The night prior, the one in the corridor, with mumbled confessions and repeated apologies, had gone better than Sirius could've ever expected. Remus didn't say he'd forgiven him, or that he wanted to get together, (which was fine for Sirius – he was already happy enough as it was to have Remus back,) but he did say they could try being friends again.

"I need time," he remembered Remus saying. "Let's just take it slow."

He had, of course, been referring to taking their friendship slow. However, Sirius would sometimes let his imagination wander to a world in which he hadn't meant that. A world where Remus meant taking their relationship slow.

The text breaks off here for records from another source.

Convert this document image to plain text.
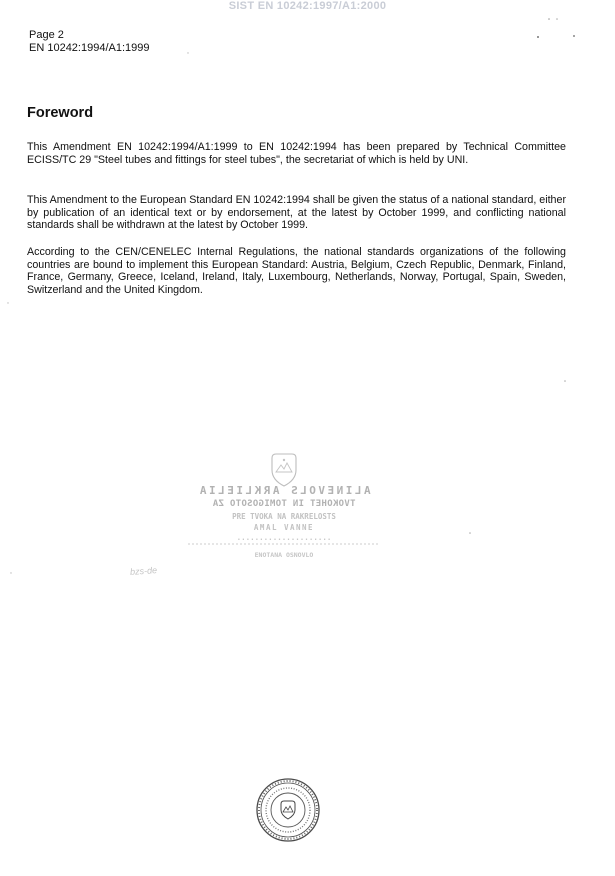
SIST EN 10242:1997/A1:2000
Page 2
EN 10242:1994/A1:1999
Foreword

This Amendment EN 10242:1994/A1:1999 to EN 10242:1994 has been prepared by Technical Committee ECISS/TC 29 "Steel tubes and fittings for steel tubes", the secretariat of which is held by UNI.

This Amendment to the European Standard EN 10242:1994 shall be given the status of a national standard, either by publication of an identical text or by endorsement, at the latest by October 1999, and conflicting national standards shall be withdrawn at the latest by October 1999.

According to the CEN/CENELEC Internal Regulations, the national standards organizations of the following countries are bound to implement this European Standard: Austria, Belgium, Czech Republic, Denmark, Finland, France, Germany, Greece, Iceland, Ireland, Italy, Luxembourg, Netherlands, Norway, Portugal, Spain, Sweden, Switzerland and the United Kingdom.

ALINEVOLS ARKLIELIA
TVOKOHET IN TOMIGOSOTO ZA
PRE TVOKA NA RAKRELOSTS
AMAL VANNE
.....................
ENOTANA OSNOVLO
bzs-de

He imagined fleeting kisses pressed against fingertips, soft pulls to one another's waists, hands travelling lower than before, but only for a moment; only light, ephemeral touches that left unspoken promises in their wake.

But then, he'd catch Remus's eye across the table, and would know that wasn't what he meant at all. Remus meant that Sirius needed to take a step back; he wouldn't allow for holding hands in the library, or secret kisses in the dorm bathroom. Much less, kisses initiated by Remus in the Hogwarts corridors.

Those confused Sirius most of all. If Remus wanted to take things slow, Sirius hadn't a clue why he'd kissed him. Even more so, he hadn't a clue why Remus kissed him and then proceeded to tell him he didn't have feelings for him.

"Remus?" Sirius asked, plucking Remus's head off his shoulder and looking despairingly into his eyes. He hadn't expected the mournful look in them, and he immediately knew what Remus was about to say.